The University of Colorado has had 15 players compete in the National Basketball Association but none have scored more points or played in more games than Scott Wedman.
The first former Buff to play on NBA championship teams during his days with the Boston Celtics (1983-1987), Wedman played with the likes of Larry Bird, Kevin McHale, Robert Parish, Dennis Johnson, Danny Ainge and Bill Walton on the 1984 and 1986 title squads coached by K. C. Jones.
Best remembered in Boston when he hit all 11 of his shots, including four three-pointers, in the Celtics’ 148-114 “Memorial Day Massacre” win over the Los Angeles Lakers in Game 1 of the 1985 NBA Finals, Wedman often spelled Bird and McHale or replaced them whenever they were injured.
A 13-season NBA veteran, Wedman was picked sixth in the 1974 draft by the Kansas City-Omaha Kings where he played seven seasons (1975-1981) and was named to the 1976 and 1980 all-star teams. After a season-and-a-half with the Cleveland Cavaliers (1982-1983), Wedman was traded to the Celtics in January, 1983.

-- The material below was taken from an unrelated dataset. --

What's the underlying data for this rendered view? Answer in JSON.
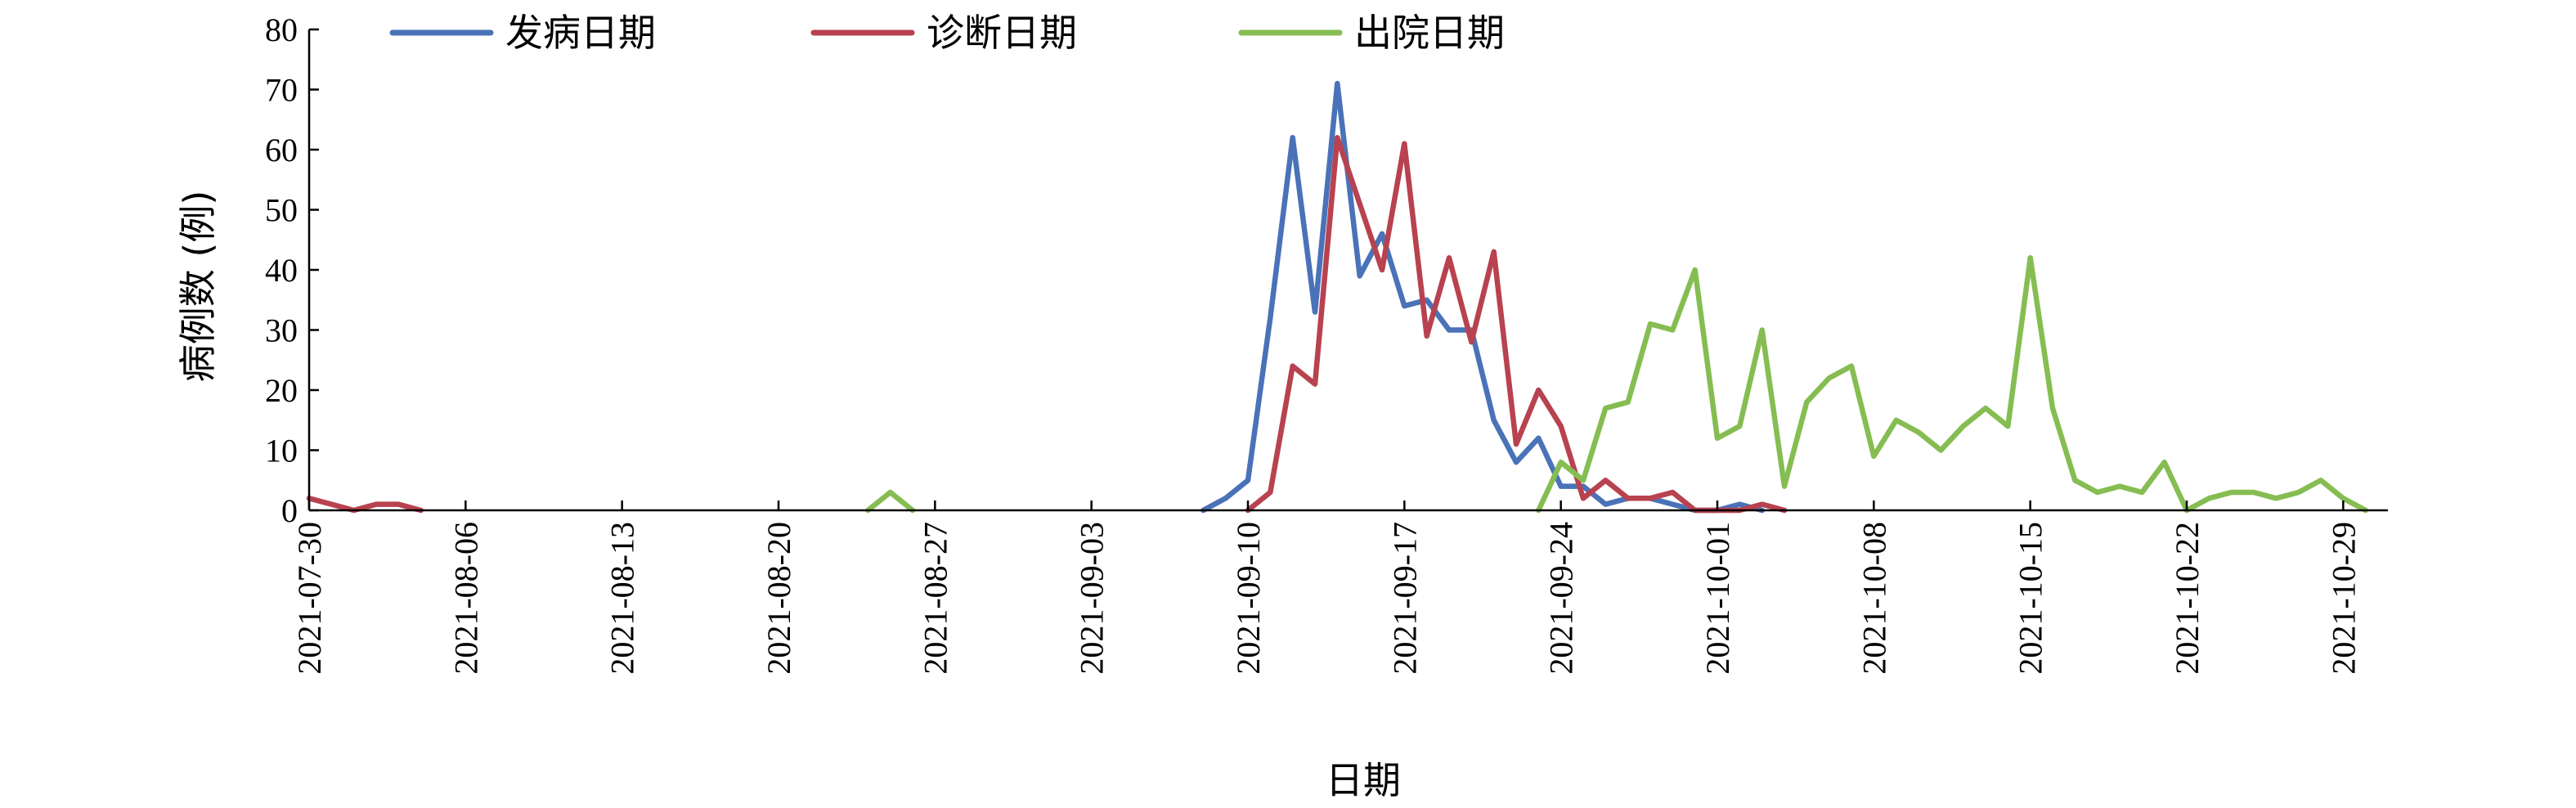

During his time in Kansas City, Wedman gained the nickname “The Incredible Hulk” because of his extensive weight-training sessions. He also was teased mercilessly by both Bird and McHale in practices and at meals because of his vegetarian diet for health purposes. “I just enjoyed playing,” said Wedman, who returned to Kansas City after his playing days and now owns a real estate business there. “I enjoyed it at all stages. I never looked at it as work, even though I spent a lot of time at it. I enjoyed all sports, but I really took to basketball.” With Denver policeman Bill O’Hayre coaching him in football, basketball and baseball at St. Mary’s starting in the third grade, Wedman developed into a stellar all-around athlete. After ending his prep career at Mullen as an all-state player for Rick Egloff, Wedman led CU in the early 1970s. The late Sox Walseth, a 1998 Colorado Sports Hall of Fame inductee who coached the Buffs for 20 seasons, called Wedman “one of the best we’ve ever had here.” Without the benefit of a freshman season and a 3-point line, due to NCAA rules then, Wedman finished his Buff career with a 16.7 average for 75 games (1971-1972 to 1973-74). A two-time All-Big Eight pick, Wedman shot more than 49 percent from the field during his collegiate career and left the Boulder campus as the No. 4 all-time scorer and No. 3 rebounder (684, 9.1). “I had a great experience in Boulder,” said Wedman. “It all started with Sox. And we had a good group of freshmen; none of us were superstars, but we were all really good. I just seemed to blossom.”
Influenced by Walseth, Wedman has run basketball clinics the past 17 years and has worked with players like Luke Walton in the off-season. He coached the KC Knights of the American Basketball Association to the finals in 2003 after posting a 23-9 regular-season mark.
Wedman gained the nickname “The Invisible Hulk” because of his extensive weight-training sessions.